Het LUMC en de KU Leuven werken samen met een groot aantal Europese partners aan de ontwikkeling van antivirale medicijnen. Dit gebeurt binnen het SCOREproject, een voorstel dat is gehonoreerd met het European Union’s Horizon 2020 programme (€ 2,6 miljoen), en het nog grotere CARE Innovative Medicines Inititiative, waarin veel farmaceutische bedrijven samenwerken. Van Hemert: ‘Het is een pijplijnstructuur, de ene partner test hits in enzymatische assays, medicinale chemici optimaliseren de synthese en een volgende partner test de stoffen in longepitheelmodellen.’

Medicijnen hergebruiken

Een antiviraal medicijn maken gaat niet over één nacht ijs.

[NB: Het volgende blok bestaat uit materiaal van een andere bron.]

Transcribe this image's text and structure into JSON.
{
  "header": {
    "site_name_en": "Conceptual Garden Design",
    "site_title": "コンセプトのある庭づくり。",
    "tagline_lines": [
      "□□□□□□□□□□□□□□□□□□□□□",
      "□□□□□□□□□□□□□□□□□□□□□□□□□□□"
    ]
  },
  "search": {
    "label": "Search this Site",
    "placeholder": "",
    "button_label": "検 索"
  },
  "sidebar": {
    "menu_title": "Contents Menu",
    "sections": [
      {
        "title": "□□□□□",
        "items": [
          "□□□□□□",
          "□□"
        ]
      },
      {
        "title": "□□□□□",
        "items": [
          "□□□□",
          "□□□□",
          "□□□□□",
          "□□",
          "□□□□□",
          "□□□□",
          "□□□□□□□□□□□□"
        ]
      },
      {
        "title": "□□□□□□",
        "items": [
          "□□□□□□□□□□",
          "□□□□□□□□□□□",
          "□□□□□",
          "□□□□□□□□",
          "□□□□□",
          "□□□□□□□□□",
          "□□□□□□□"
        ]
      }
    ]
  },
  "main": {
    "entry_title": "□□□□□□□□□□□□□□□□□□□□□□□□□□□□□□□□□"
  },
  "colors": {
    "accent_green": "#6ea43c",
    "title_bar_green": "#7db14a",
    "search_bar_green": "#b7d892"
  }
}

Het Neyts laboratorium creëerde een antiviraal medicijn tegen knokkelkoorts dat nu in klinische ontwikkeling is bij Johnson & Johnsen. ‘Tussen de eerste hit en het molecuul in klinische ontwikkeling zitten tweeduizend tussenstoffen. Inclusief de zoektocht naar financiering ben je tien jaar verder’, vertelt Neyts. Ook Van Hemert voorziet dat de ontwikkeling jaren gaat duren ‘Uiteindelijk haalt 95 procent van de kandidaten de eindstreep niet.’

‘Uiteindelijk haalt 95 procent van de kandidaten de eindstreep niet’

De kortere route naar virusremmers is om bestaande geneesmiddelen te testen op SARS-CoV-2. De lijst van medicijnen die corona kunnen bestrijden, leek veelbelovend, maar inmiddels zijn er veel afgevallen; de ontstekingsremmers en antistollingsmiddelen daargelaten. Van Hemert: ‘Het malariamedicijn chloroquine werkt wel op apencellen, maar niet in de mens. De hiv-proteaseremmers gebruiken we al niet meer. Van alle bestaande medicijnen is eigenlijk alleen remdesivir over.’

Veel bestaande medicijnen zoals remdesivir dien je in de eerste fase van het ziekteproces toe via een injectie. Van Hemert: ‘Dat heeft een groot nadeel, iemand die een kuchje heeft of keelpijn ga je niet in het ziekenhuis injecteren. Daarvoor zou een pil beter zijn.’ Een aantal bestaande medicijnen zoals chloroquine gebruiken onderzoekers nog wel als controle, omdat het werkingsmechanisme in celkweek bekend is. Van Hemert: ‘We onderzoeken die medicijnen om te zien of er door combineren of sleutelen aan de toedieningsvorm nog verbeteringen te behalen zijn. Maar ik denk dat er andere moleculen zijn die meer beloven.’

Cocktail

‘Een goed medicijn is een cocktail van verschillende virusremmers, die elk op een ander proces van de viruscyclus aangrijpen en elkaar sterker maken’, vertelt Richard Janissen, biofysicus aan de Technische Universiteit Delft. ‘Ook de concentratie nucleosideanaloge virusremmer is belangrijk.’ Janissen ontdekte dat het virus sneller kan recombineren bij een lage concentratie nucleosideanalogen. Dit werkt in het voordeel van het virus, omdat het weer nieuwe ondersoorten creëert, waardoor een gespecialiseerd vaccin of een virusremmer met een ander doelwit dan het polymerase, ook niet meer werkt. Janissen: ‘Daarom moet je juist een hoge concentratie virusremmer gebruiken, om het polymerase te dwingen zo veel recombinaties te maken dat het virusgenoom onbruikbaar wordt.’

Voordat nieuwe virusremmers tegen SARS-CoV-2 zijn te testen op proefdieren, zijn er nog wat hordes te nemen. Zo moet zo’n virusremmer het aantal virusdeeltjes met een factor honderd verminderen, werkzaam zijn in longepitheelcellen, een optimale kinetiek en een eenvoudige syntheseroute hebben. Van Hemert: ‘Je hoeft er dus niet op te rekenen dat we dit soort moleculen in 2021 al op mensen kunnen testen.’